Italian luxury brand Moncler and Canadian outerwear icon Canada Goose, both publicly traded companies, are currently in a league of their own when it comes to valuation and financial performance.

Despite comparable market valuations, Moncler outshines Canada Goose in terms of revenue, boasting three times the turnover of its Canadian counterpart with nearly six times more retail stores.

Moncler’s impressive growth trajectory, marked by a 16% annual increase in sales and operating profit over the last five years, stands in stark contrast to Canada Goose’s more modest 10% annual growth rate coupled with a decline in operating profit. This stark performance gap is one of the defining factors behind the discrepancy in enterprise value between the two brands.

In terms of capital returns, Moncler also takes the lead with superior returns on capital. While Canada Goose may seem to have slightly higher return on equity on paper at 25% compared to Moncler’s 22% average over the last five years, Moncler’s excess cash reserves indicate a more favorable position.

Moncler’s robust financial position is further underscored by its level of debt in relation to earnings before interest, taxes, depreciation, and amortization (EBITDA), demonstrating a healthier balance sheet compared to Canada Goose, which carries a net debt more than twice its EBITDA.

When it comes to cash flows, Moncler appears to be in a much stronger position, prioritizing dividend distribution and having the capacity to double these dividends if it halts its expansion plans. On the other hand, Canada Goose faces more constrained cash flows, reflecting decisions to manage working capital less efficiently and prioritize share buybacks.

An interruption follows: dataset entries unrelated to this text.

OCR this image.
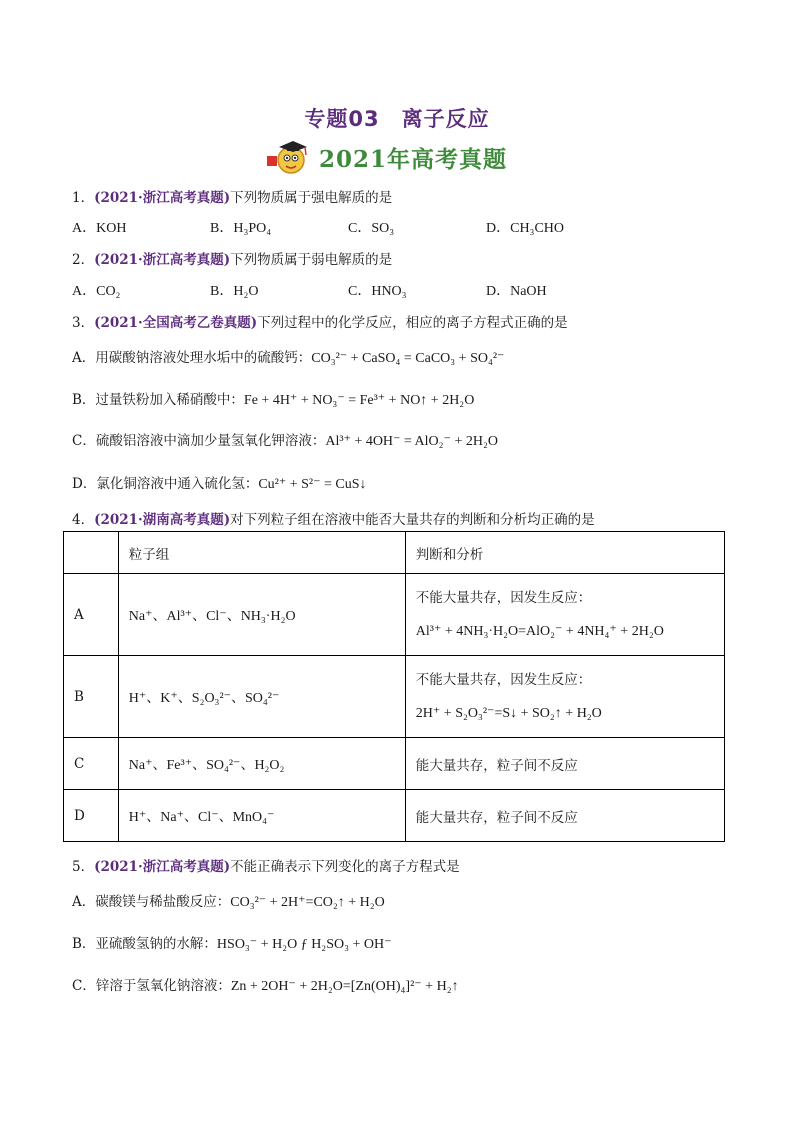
专题03　离子反应
2021年高考真题
1．(2021·浙江高考真题)下列物质属于强电解质的是
A．KOH	B．H₃PO₄	C．SO₃	D．CH₃CHO
2．(2021·浙江高考真题)下列物质属于弱电解质的是
A．CO₂	B．H₂O	C．HNO₃	D．NaOH
3．(2021·全国高考乙卷真题)下列过程中的化学反应，相应的离子方程式正确的是
A．用碳酸钠溶液处理水垢中的硫酸钙：CO₃²⁻ + CaSO₄ = CaCO₃ + SO₄²⁻
B．过量铁粉加入稀硝酸中：Fe + 4H⁺ + NO₃⁻ = Fe³⁺ + NO↑ + 2H₂O
C．硫酸铝溶液中滴加少量氢氧化钾溶液：Al³⁺ + 4OH⁻ = AlO₂⁻ + 2H₂O
D．氯化铜溶液中通入硫化氢：Cu²⁺ + S²⁻ = CuS↓
4．(2021·湖南高考真题)对下列粒子组在溶液中能否大量共存的判断和分析均正确的是
	粒子组	判断和分析
A	Na⁺、Al³⁺、Cl⁻、NH₃·H₂O	不能大量共存，因发生反应：
Al³⁺ + 4NH₃·H₂O=AlO₂⁻ + 4NH₄⁺ + 2H₂O

B	H⁺、K⁺、S₂O₃²⁻、SO₄²⁻	不能大量共存，因发生反应：
2H⁺ + S₂O₃²⁻=S↓ + SO₂↑ + H₂O

C	Na⁺、Fe³⁺、SO₄²⁻、H₂O₂	能大量共存，粒子间不反应
D	H⁺、Na⁺、Cl⁻、MnO₄⁻	能大量共存，粒子间不反应
5．(2021·浙江高考真题)不能正确表示下列变化的离子方程式是
A．碳酸镁与稀盐酸反应：CO₃²⁻ + 2H⁺=CO₂↑ + H₂O
B．亚硫酸氢钠的水解：HSO₃⁻ + H₂O ƒ H₂SO₃ + OH⁻
C．锌溶于氢氧化钠溶液：Zn + 2OH⁻ + 2H₂O=[Zn(OH)₄]²⁻ + H₂↑
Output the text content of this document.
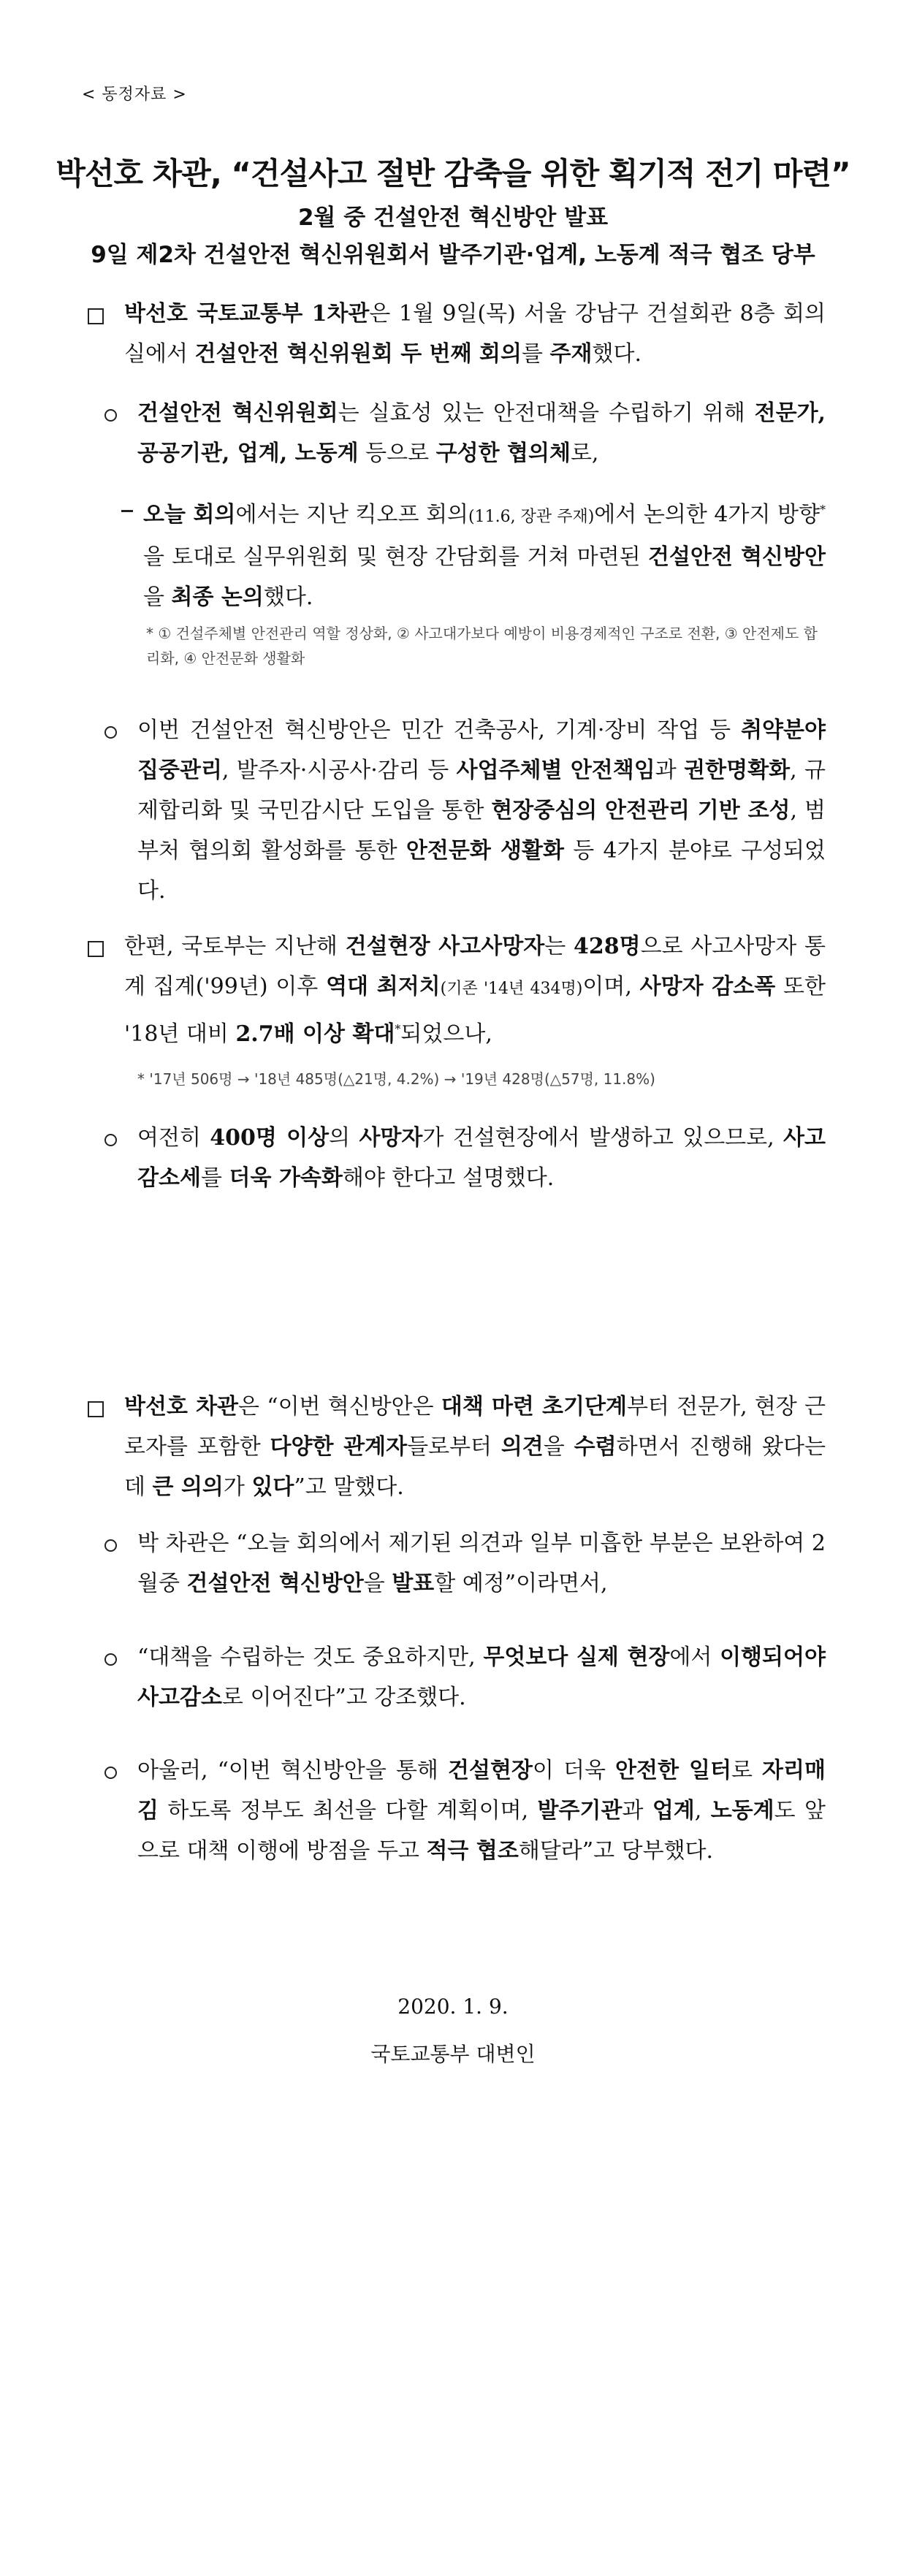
< 동정자료 >
박선호 차관, “건설사고 절반 감축을 위한 획기적 전기 마련”
2월 중 건설안전 혁신방안 발표
9일 제2차 건설안전 혁신위원회서 발주기관·업계, 노동계 적극 협조 당부
박선호 국토교통부 1차관은 1월 9일(목) 서울 강남구 건설회관 8층 회의실에서 건설안전 혁신위원회 두 번째 회의를 주재했다.
건설안전 혁신위원회는 실효성 있는 안전대책을 수립하기 위해 전문가, 공공기관, 업계, 노동계 등으로 구성한 협의체로,
오늘 회의에서는 지난 킥오프 회의(11.6, 장관 주재)에서 논의한 4가지 방향*을 토대로 실무위원회 및 현장 간담회를 거쳐 마련된 건설안전 혁신방안을 최종 논의했다.
* ① 건설주체별 안전관리 역할 정상화, ② 사고대가보다 예방이 비용경제적인 구조로 전환, ③ 안전제도 합리화, ④ 안전문화 생활화
이번 건설안전 혁신방안은 민간 건축공사, 기계·장비 작업 등 취약분야 집중관리, 발주자·시공사·감리 등 사업주체별 안전책임과 권한명확화, 규제합리화 및 국민감시단 도입을 통한 현장중심의 안전관리 기반 조성, 범부처 협의회 활성화를 통한 안전문화 생활화 등 4가지 분야로 구성되었다.
한편, 국토부는 지난해 건설현장 사고사망자는 428명으로 사고사망자 통계 집계('99년) 이후 역대 최저치(기존 '14년 434명)이며, 사망자 감소폭 또한 '18년 대비 2.7배 이상 확대*되었으나,
* '17년 506명 → '18년 485명(△21명, 4.2%) → '19년 428명(△57명, 11.8%)
여전히 400명 이상의 사망자가 건설현장에서 발생하고 있으므로, 사고 감소세를 더욱 가속화해야 한다고 설명했다.
박선호 차관은 “이번 혁신방안은 대책 마련 초기단계부터 전문가, 현장 근로자를 포함한 다양한 관계자들로부터 의견을 수렴하면서 진행해 왔다는 데 큰 의의가 있다”고 말했다.
박 차관은 “오늘 회의에서 제기된 의견과 일부 미흡한 부분은 보완하여 2월중 건설안전 혁신방안을 발표할 예정”이라면서,
“대책을 수립하는 것도 중요하지만, 무엇보다 실제 현장에서 이행되어야 사고감소로 이어진다”고 강조했다.
아울러, “이번 혁신방안을 통해 건설현장이 더욱 안전한 일터로 자리매김 하도록 정부도 최선을 다할 계획이며, 발주기관과 업계, 노동계도 앞으로 대책 이행에 방점을 두고 적극 협조해달라”고 당부했다.
2020. 1. 9.
국토교통부 대변인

Over the past five years, Moncler has returned close to €800 million to its shareholders, significantly outpacing Canada Goose’s $300 million returns. Notably, Moncler achieved these returns without resorting to debt financing, setting it apart from its Canadian counterpart.

Despite the disparity in financial performance, both companies are valued relatively similarly in the market, with Moncler trading at around 20 times its operating profit and Canada Goose at around 18 times. While Moncler aligns with its historical ten-year average, Canada Goose has notably fallen from its previous pedestal of around 35 times operating profit.